Per la raccolta dei dati sui casi Covid-19 e Sm è stata creata la piattaforma specifica MuSC-19, donata da Roche, per far fronte all’emergenza. «La piattaforma è accessibile, previa registrazione, a tutta la comunità scientifica interessata a raccogliere questo tipo di dati, indipendentemente dalla loro nazionalità e disponibilità a partecipare a questa o ad altre iniziative collaterali di raccolta di dati clinici e campioni biologici» dichiara la professoressa Maria Pia Sormani dell’Università di Genova, che gestisce la piattaforma MuSC-19. A livello internazionale tra i diversi centri specialistici che stanno partecipando alla piattaforma si possono segnalare quelli di Canada, Stati Uniti, Portogallo, Danimarca e Svezia, partecipano inoltre a livello nazionali Turchia, Austria ed Egitto. «È uno sforzo collettivo. Ma è importante riuscire a replicare i risultati italiani anche perché c’è una forte eterogeneità nei diversi Paesi».
I dati sull'infezione Covid-19 nelle persone con Sm continuano ad essere raccolti dai centri clinici attraverso una cartella clinica elettronica. Il set di dati di base include caratteristiche cliniche e demografiche e informazioni sui trattamenti modificanti la malattia. Per essere inclusi, i pazienti devono presentare sintomi e segni di infezione da Covid-19, con o senza un test positivo (tamponi nasali e faringei).
Il collegamento con il Registro Italiano Sclerosi Multipla, che attualmente annovera oltre 60mila persone con Sm in Italia, permetterà di derivare importanti informazioni di tipo epidemiologico. «Avendo attivato l’intera rete tracceremo tutte le persone che sono seguite dai centri», ha precisato il professor Battaglia.

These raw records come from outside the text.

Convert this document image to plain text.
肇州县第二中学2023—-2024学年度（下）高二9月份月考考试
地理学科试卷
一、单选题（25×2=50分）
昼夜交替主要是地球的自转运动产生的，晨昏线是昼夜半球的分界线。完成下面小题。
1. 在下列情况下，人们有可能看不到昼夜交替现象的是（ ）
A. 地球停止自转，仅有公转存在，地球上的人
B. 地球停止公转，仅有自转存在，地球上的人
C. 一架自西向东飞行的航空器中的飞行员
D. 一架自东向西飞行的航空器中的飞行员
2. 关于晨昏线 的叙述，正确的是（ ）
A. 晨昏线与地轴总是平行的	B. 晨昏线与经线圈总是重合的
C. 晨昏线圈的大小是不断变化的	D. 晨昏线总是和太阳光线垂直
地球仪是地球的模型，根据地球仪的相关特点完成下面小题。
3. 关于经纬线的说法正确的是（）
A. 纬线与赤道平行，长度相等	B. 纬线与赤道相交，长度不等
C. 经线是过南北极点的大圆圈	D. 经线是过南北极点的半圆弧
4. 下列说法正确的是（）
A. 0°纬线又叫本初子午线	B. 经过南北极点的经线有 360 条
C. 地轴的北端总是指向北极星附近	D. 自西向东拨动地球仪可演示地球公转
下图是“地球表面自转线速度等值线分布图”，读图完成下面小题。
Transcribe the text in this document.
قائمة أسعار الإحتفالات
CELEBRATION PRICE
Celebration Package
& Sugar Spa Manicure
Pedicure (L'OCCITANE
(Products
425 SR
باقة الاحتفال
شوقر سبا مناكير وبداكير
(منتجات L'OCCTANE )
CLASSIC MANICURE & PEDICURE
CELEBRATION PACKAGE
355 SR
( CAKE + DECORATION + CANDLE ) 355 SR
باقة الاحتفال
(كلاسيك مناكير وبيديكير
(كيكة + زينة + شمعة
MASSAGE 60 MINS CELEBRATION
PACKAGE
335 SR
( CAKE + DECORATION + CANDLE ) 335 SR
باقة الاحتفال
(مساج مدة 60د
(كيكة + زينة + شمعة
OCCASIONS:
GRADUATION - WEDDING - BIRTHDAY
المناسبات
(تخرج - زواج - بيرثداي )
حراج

«Per le persone con Sm è importante avere dalla ricerca scientifica indicazioni che abbiano una ricaduta concreta sulle scelte di trattamento e di vita» ha concluso Francesco Vacca, presidente nazionale Aims. Da parte sua anche l’invito rivolto alle persone con Sm «è importante che noi portiamo alla ricerca le nostre esperienze di malattia: per questo invito tutte le persone che hanno affrontato l’infezione a domicilio a raccontare la loro esperienza ai ricercatori, anche attraverso i loro medici di base».